“I Might Place a Photo of Merkel Next to a Picture of an Orgy”: Marginalized People in Miron Zownir’s Works
German photographer, filmmaker, screenwriter, and writer. Lives in Berlin. In 1980, went to the US where he spent 15 years taking pictures of marginalized people in New York, Los Angeles, and Pittsburgh. Published several photo books.
— My father was Ukrainian. He came from the Carpathians not that far from Lviv. My first visit to Ukraine was in 2011, and since then I made at least seven or eight other trips to all parts of the country.
I didn’t have any preconceptions and I got rewarded with many intense impressions. But as everywhere else on my photo missions I was looking for the darker side of life and it was sometimes shocking to see how many people I met who lived in open misery and poverty at the edge of existential extinction.
I’m self taught, the classic autodidact. I went out on the streets and focused from the beginning on subjects and people you still associate my work with. Down and outs, renegades, outsiders, homeless, psychotics, exhibitionists, loners, and punks. I was sensitive to violence, injustice, anger, or sadness. I didn’t have any photographers I was influenced by.
Whether something will come out a great picture or not isn’t a question I’m asking myself. I never raise technical questions, chose a frame or perspective according to any standards. I rather photograph like a sleepwalker and go with the flow. I guess that’s intuition.
I guess intuition is something contrary to an intellectual approach. All you choose is a direction, an area or an event. But wherever you end up or whatever you might encounter you respond according to your impulse, feeling, or whatever triggers your interest.
I always took my photographs not thinking if anyone else might be interested in them or not. If you are serious about your work, you are always your first and most important judge.
I definitely don’t have any expectations regarding other people’s responses. That’s up to them. Every response to my work is legitimate.
I definitely wouldn’t mind taking photos of Charles Manson. But Angela Merkel wouldn’t be very interesting for me from a visual point of view, only in a historical context. Anyway, nobody would ever hire me to make photos of Merkel — for fear I might place her in my next photobook next to an orgy or a junkie.
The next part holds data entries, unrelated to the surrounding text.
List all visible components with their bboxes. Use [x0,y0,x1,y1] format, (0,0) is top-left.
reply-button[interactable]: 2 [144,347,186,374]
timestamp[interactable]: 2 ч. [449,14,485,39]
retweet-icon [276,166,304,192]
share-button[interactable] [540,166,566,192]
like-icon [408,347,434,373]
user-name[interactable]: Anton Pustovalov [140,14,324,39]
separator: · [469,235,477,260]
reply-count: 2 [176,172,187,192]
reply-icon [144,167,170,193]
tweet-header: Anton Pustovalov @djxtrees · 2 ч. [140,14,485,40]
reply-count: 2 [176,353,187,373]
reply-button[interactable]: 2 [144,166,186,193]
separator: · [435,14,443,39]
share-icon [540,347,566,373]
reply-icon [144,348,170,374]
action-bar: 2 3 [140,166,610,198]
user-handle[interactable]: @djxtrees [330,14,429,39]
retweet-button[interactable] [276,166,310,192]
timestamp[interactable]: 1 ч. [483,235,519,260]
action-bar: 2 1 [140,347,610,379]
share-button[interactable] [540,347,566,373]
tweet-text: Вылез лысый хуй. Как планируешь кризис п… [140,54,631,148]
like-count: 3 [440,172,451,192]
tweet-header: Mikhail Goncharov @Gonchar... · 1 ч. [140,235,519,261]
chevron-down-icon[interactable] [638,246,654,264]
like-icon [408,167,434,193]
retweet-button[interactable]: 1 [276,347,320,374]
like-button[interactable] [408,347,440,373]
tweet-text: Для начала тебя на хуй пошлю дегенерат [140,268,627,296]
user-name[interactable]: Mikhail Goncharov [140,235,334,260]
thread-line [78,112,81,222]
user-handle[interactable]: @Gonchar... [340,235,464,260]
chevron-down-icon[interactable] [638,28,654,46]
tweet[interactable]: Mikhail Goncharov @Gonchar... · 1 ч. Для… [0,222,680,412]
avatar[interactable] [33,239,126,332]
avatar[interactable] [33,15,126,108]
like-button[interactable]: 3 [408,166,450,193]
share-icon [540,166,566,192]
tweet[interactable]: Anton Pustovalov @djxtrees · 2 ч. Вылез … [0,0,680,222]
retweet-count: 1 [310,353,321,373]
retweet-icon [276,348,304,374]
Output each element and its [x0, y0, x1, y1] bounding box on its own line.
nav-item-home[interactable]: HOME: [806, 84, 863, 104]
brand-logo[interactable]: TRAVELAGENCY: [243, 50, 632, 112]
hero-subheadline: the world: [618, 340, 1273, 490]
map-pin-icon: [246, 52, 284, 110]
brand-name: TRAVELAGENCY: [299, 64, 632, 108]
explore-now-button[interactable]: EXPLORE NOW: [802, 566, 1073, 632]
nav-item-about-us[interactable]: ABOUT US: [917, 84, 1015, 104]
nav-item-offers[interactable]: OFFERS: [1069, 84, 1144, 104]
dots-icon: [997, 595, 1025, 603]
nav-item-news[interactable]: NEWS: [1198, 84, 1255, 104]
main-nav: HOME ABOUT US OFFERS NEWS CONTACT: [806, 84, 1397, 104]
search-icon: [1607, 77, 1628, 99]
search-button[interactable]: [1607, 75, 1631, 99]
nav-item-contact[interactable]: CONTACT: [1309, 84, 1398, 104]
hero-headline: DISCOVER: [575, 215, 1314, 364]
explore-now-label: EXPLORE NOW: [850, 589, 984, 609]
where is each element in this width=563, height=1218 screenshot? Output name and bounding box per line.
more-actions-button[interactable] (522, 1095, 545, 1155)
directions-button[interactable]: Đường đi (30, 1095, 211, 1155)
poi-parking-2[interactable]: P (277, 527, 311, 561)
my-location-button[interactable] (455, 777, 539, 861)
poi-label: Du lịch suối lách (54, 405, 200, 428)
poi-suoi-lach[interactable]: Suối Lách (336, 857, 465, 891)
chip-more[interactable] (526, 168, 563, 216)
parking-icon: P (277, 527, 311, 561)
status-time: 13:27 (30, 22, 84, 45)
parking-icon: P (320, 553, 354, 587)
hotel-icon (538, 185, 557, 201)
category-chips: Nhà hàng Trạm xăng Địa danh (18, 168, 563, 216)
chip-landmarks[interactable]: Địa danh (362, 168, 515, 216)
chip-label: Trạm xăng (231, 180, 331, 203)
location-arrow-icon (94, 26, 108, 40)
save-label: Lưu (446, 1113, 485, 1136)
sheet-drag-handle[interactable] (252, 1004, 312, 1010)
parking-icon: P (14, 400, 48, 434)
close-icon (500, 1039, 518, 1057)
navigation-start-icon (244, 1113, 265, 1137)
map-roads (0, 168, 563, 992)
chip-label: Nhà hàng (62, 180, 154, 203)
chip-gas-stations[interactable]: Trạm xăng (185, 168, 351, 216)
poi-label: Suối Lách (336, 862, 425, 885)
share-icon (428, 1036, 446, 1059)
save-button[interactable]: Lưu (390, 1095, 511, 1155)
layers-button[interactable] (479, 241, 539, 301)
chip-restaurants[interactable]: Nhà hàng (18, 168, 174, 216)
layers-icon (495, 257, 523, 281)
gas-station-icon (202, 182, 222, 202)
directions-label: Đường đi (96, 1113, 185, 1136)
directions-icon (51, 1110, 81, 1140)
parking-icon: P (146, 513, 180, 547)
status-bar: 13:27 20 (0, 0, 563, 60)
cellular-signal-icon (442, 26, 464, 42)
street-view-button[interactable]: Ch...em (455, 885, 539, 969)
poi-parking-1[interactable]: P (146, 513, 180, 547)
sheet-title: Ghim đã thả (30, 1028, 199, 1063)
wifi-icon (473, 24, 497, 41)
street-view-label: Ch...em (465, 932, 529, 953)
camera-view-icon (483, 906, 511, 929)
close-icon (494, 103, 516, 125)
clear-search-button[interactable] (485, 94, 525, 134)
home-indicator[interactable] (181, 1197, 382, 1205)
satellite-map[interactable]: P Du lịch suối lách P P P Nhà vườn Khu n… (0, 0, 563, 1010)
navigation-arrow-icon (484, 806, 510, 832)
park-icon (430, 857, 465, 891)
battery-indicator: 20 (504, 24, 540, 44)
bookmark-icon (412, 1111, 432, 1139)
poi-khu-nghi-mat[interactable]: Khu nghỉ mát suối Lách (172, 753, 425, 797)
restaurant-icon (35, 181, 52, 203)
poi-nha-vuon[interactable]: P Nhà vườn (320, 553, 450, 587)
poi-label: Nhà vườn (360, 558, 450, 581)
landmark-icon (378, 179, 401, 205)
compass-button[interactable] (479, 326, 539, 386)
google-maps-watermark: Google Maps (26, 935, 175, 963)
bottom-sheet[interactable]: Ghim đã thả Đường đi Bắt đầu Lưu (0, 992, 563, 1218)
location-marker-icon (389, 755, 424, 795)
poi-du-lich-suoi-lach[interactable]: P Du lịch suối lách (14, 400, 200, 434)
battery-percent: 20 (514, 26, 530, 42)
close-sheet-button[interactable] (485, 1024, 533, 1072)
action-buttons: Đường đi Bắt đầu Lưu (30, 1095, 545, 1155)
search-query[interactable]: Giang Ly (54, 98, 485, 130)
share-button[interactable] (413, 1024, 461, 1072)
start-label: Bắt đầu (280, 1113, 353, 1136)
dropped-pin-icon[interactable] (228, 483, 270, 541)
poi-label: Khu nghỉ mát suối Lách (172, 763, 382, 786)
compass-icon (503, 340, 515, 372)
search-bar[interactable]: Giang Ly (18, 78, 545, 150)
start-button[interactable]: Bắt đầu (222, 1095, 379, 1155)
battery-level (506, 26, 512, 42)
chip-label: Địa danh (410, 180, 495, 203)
During the last 60 years there have been several major cities in Europe that have been a Mecca for nonconformists. Paris in the 50s, London in the 60s, Amsterdam in the 70s. But from the 80’s and until now, Berlin could claim that title because it was the only metropole that didn’t get gentrified and it was still possible for unestablished artists and outsiders to live and create without too much existential pressure.
After the fall of the wall Berlin became more cosmopolitan but it also became more ruthless, tougher, anonymous, dangerous, and more expensive. It’s only a matter of time before Berlin gets as capitalistic and cynical as any other great City of the past.
A photo itself can’t bring about any changes. You got to have a whole network behind it. Influential media or a powerful lobby that promotes it. If it isn’t on the agenda of the popular media or if you get censored by a politically correct opinion-maker your photos won’t make any impact. In the overwhelming effort of the media-industry to disinform, manipulate, or entertain, many good revealing or important photos don’t get published.
If I’m on a photo mission I take photos. I’d only stop with a gun to my head. Or if someone would be injured and needed a doctor — in this case, I’d rather call an ambulance than take photos.
If my pictures are still here in 50 years, I guess they might raise some astonishment and some questions.
I definitely don’t believe in an afterlife. We didn’t exist before we were born and we won’t exist after we’re dead. It was a chance in a billion, all odds against us, that we ever were born — but we never return.